Dr. Kotecha and his associates in the Beta-Blockers in Heart Failure Collaborative Group – a multinational organization "formed to provide definitive answers to open questions about HF and beta-blocker therapy" and to provide clinicians with clear guidance – reviewed data from 18,254 study participants who were followed for a mean of 1.5 years, which allowed a robust and adequately powered analysis of this issue. They included "only unconfounded head-to-head trials with recruitment of more than 300 patients and a planned follow-up of more than 6 months."
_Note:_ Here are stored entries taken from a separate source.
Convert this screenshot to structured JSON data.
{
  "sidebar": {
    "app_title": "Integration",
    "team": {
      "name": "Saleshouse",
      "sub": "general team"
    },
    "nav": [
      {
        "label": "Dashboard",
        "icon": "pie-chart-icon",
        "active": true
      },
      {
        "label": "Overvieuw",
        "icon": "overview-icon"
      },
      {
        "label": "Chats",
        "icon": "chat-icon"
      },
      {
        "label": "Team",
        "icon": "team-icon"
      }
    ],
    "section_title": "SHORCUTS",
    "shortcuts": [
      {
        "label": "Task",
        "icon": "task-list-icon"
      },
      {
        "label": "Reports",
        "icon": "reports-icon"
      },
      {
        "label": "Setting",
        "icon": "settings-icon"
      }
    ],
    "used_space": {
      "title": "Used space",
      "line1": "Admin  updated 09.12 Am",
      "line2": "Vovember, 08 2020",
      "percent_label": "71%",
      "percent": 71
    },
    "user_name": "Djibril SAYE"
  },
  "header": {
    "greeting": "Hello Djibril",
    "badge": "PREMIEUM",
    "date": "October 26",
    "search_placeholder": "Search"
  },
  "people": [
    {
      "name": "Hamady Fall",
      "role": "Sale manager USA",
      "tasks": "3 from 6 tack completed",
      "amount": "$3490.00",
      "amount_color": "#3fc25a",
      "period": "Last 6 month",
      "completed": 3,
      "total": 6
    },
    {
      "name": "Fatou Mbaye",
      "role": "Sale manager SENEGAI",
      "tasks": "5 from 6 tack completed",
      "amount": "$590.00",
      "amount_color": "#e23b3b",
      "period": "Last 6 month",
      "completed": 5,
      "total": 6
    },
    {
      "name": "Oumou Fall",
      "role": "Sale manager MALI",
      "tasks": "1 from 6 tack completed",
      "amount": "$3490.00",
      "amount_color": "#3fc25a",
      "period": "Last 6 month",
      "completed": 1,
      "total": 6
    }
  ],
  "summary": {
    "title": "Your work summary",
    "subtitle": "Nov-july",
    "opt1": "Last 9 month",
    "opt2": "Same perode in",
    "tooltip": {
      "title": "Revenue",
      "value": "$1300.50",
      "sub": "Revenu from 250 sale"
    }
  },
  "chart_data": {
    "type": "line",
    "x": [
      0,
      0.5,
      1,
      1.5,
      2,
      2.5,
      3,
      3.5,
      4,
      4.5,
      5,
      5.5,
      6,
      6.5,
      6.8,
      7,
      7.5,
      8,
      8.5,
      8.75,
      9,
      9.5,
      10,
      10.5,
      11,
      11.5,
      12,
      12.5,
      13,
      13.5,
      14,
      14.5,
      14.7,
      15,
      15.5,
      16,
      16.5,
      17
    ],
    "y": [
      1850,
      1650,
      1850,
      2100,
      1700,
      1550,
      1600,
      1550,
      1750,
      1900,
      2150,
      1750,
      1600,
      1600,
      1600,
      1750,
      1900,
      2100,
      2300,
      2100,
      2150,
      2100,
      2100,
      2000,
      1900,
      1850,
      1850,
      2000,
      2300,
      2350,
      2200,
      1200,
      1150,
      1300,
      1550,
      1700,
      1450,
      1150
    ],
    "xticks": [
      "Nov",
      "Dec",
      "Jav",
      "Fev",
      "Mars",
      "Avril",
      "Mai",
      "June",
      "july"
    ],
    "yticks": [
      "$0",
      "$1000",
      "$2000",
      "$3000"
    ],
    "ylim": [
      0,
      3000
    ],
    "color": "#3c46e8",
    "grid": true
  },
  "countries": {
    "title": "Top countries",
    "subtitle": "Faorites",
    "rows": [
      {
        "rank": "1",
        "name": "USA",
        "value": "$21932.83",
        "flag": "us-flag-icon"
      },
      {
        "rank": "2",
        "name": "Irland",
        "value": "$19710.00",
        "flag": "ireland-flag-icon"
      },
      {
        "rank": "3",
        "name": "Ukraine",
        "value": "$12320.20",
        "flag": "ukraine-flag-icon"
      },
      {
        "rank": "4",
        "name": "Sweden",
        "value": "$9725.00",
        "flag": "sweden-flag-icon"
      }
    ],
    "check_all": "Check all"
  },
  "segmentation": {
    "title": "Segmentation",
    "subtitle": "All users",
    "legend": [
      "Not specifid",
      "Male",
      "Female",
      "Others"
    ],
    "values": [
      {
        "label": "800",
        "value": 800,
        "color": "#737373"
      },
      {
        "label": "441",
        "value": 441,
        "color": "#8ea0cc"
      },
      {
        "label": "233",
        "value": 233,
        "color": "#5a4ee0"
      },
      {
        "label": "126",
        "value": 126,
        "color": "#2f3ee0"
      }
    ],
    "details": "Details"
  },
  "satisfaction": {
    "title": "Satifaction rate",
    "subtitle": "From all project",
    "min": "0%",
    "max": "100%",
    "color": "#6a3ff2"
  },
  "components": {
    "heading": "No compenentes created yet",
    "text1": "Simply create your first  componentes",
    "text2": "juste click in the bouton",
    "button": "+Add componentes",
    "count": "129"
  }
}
A total of 3,066 (17%) of the study participants had AF as well as heart failure, and 633 of them died during follow-up. "A consistent benefit of beta-blockers versus placebo was noted for all death or hospital admission outcomes in patients with sinus rhythm, but the differences were not significant in patients with AF," said Dr. Kotecha of the University of Birmingham (England) Centre for Cardiovascular Sciences.
"The substantial benefit identified in patients with sinus rhythm should not be extrapolated to patients with AF," he said.
It is important to note that beta-blockers did appear to be safe, with no increase in mortality or adverse events, compared with placebo. "This should reassure clinicians, particularly for patients with another indication for beta-blockers, such as MI or the need for rate control of rapid AF with ongoing symptoms," he added.
This study was funded by Menarini Farmaceutica Internazionale, and GlaxoSmithKline provided data extraction support. Neither pharmaceutical group had a role in data analysis or manuscript preparation. Dr. Kotecha is supported by the U.K. National Institute for Health Research and reported receiving grants and honoraria from Menarini. His associates reported ties to numerous device and pharmaceutical sources.